投資対象は金・銀・プラチナにするほうが

通貨というものは国家の信用で価値を保証されているので、国家の信用が無くなる、例えば戦争やテロリズムなど有事の際、あるいは政策の失敗などに起因する金融不安の際には、その通貨の価値も著しく下落してしまいます。 最近では2012年にイラクで、アメリカによる経済制裁に加えて内政の失敗が重なり、通貨リアルがわずか1週間で50%も下落するという経済危機を迎えました。首都テヘランでは市場の商店のほぼすべてが店を閉め、国民の怒りはアハマディネジャド大統領に向けられ、反政府デモ隊と治安部隊の衝突が日常的にみられるようになりました。 イランのような紛争地域だけではありません。
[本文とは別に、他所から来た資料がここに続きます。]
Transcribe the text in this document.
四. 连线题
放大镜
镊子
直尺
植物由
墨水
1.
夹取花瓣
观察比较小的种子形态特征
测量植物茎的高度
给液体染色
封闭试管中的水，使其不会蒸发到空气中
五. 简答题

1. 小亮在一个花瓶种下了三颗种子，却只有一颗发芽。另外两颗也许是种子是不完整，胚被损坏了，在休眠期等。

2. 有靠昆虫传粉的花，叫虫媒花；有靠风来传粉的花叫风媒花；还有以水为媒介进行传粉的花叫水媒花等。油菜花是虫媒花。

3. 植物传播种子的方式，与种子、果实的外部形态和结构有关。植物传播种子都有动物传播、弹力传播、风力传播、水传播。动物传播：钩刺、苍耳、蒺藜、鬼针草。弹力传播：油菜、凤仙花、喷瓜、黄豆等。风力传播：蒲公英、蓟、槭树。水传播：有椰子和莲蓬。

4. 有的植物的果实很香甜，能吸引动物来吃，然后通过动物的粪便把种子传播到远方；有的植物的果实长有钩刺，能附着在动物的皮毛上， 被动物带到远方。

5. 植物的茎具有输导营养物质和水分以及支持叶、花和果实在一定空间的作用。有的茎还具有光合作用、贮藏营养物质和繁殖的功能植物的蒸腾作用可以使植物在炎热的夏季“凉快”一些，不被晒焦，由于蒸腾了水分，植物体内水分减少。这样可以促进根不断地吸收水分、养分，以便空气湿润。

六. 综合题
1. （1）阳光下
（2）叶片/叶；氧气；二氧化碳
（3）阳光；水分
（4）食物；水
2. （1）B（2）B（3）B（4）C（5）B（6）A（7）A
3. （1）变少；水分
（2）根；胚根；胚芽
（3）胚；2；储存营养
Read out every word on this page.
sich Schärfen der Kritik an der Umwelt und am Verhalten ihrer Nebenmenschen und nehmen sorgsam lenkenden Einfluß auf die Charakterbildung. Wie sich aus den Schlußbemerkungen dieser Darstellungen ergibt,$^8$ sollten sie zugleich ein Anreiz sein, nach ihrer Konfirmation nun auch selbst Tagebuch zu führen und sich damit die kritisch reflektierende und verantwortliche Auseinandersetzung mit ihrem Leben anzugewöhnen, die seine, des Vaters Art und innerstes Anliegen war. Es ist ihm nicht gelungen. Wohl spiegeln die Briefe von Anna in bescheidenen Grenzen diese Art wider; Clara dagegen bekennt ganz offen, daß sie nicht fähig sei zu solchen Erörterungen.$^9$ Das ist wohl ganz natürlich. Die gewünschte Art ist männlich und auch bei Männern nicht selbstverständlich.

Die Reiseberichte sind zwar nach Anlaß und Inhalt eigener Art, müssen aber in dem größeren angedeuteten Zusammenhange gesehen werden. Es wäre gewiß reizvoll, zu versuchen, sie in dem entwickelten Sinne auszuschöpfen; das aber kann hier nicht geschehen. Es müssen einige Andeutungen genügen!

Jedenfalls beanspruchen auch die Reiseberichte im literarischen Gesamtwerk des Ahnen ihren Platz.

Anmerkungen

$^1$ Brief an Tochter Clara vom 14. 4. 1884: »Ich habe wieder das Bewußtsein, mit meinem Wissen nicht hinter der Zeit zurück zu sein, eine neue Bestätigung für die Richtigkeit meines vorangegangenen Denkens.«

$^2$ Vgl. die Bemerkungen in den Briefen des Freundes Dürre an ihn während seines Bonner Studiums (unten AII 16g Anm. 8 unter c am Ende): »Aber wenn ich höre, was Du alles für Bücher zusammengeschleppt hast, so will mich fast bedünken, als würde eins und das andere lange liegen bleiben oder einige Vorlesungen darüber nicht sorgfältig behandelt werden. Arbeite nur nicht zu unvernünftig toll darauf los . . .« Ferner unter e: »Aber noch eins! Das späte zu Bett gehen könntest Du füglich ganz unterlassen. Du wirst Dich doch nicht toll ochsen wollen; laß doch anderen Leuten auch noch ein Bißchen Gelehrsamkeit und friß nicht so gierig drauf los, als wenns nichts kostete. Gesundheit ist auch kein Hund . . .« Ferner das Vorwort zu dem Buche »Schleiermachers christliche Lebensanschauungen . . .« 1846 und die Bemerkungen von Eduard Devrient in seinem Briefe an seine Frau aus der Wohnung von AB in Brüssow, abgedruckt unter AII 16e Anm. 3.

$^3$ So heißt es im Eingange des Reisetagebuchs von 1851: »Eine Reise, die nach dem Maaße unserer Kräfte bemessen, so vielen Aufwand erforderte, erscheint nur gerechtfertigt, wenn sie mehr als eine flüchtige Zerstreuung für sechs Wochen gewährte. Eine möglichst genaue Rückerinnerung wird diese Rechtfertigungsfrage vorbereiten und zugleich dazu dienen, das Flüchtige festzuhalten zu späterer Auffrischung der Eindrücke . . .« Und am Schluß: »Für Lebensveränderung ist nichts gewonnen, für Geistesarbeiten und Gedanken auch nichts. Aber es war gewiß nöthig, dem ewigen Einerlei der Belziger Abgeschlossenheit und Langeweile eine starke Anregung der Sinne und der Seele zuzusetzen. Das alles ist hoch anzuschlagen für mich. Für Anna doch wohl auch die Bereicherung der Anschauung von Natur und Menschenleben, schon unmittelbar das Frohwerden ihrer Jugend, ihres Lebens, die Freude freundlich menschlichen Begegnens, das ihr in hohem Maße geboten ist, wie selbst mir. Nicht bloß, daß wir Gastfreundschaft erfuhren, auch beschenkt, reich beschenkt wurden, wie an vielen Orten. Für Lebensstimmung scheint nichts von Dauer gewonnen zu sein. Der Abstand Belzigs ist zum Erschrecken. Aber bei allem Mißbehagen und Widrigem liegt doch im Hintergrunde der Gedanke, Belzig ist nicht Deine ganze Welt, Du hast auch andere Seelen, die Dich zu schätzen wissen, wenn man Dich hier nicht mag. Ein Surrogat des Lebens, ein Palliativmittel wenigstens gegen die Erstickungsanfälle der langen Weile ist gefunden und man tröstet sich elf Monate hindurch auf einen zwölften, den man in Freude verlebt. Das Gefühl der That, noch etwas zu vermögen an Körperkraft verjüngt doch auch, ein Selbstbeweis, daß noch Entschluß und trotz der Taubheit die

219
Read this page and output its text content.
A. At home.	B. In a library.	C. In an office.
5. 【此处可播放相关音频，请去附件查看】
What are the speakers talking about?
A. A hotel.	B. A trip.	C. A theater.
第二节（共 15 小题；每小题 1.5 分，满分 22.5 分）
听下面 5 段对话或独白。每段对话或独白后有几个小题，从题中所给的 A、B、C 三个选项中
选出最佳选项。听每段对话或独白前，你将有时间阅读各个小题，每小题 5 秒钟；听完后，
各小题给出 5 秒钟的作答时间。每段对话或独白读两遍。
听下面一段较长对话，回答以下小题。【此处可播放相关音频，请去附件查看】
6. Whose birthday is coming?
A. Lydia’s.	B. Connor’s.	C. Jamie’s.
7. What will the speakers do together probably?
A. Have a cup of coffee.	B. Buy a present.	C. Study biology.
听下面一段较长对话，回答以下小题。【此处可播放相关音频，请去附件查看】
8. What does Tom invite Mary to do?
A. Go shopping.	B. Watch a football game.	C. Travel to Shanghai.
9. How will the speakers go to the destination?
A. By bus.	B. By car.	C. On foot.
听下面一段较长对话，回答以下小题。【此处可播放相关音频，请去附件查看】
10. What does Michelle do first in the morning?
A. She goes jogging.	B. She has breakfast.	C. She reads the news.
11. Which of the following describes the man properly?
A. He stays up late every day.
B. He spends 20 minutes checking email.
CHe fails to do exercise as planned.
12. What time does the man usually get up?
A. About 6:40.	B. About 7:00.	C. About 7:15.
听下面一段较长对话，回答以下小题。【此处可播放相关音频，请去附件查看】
2014年初頭には南米第二位の経済大国アルゼンチンでも、政策の失敗をきっかけに通貨ペソが暴落しました。この時にはなんと1日で15%も下落したのです。 通貨の他にも投資の対象とされるものには有価証券やメタル・穀物といった取引商品などがありますが、これらの価格もさまざまな要因で日々変動するために、流動的な市場の情報をタイムリーに得られない素人が投資して利益を得るのはギャンブルより難しいといえるでしょう。 例えば株式では、企業の業績や経営方針によって価格が大きく上下することが知られています。最悪の場合、その企業が倒産するとその株券はただの紙切れ同然になり、全くの無価値になります。 また商品先物取引はもっと深刻で、相場の動きが予想と反対の動きをすると、投資資金がゼロになるだけではなく、新たに資金を投入しなければならなくなる場合があるのです。 ところで金や銀、プラチナはそのもの自体が普遍的な価値を持つため、そのまま資産と成りえます。ここが通貨などとは大きく異なる点です。 また金、銀、プラチナは現在も継続して産出されていますが、その埋蔵量は限られていることがわかっていて、高い希少価値があることも、資産として優秀な理由です。 一方で産出や精製には設備と人件費が必要なので、価格がその生産コストによって下支えされているのも安心できる理由です。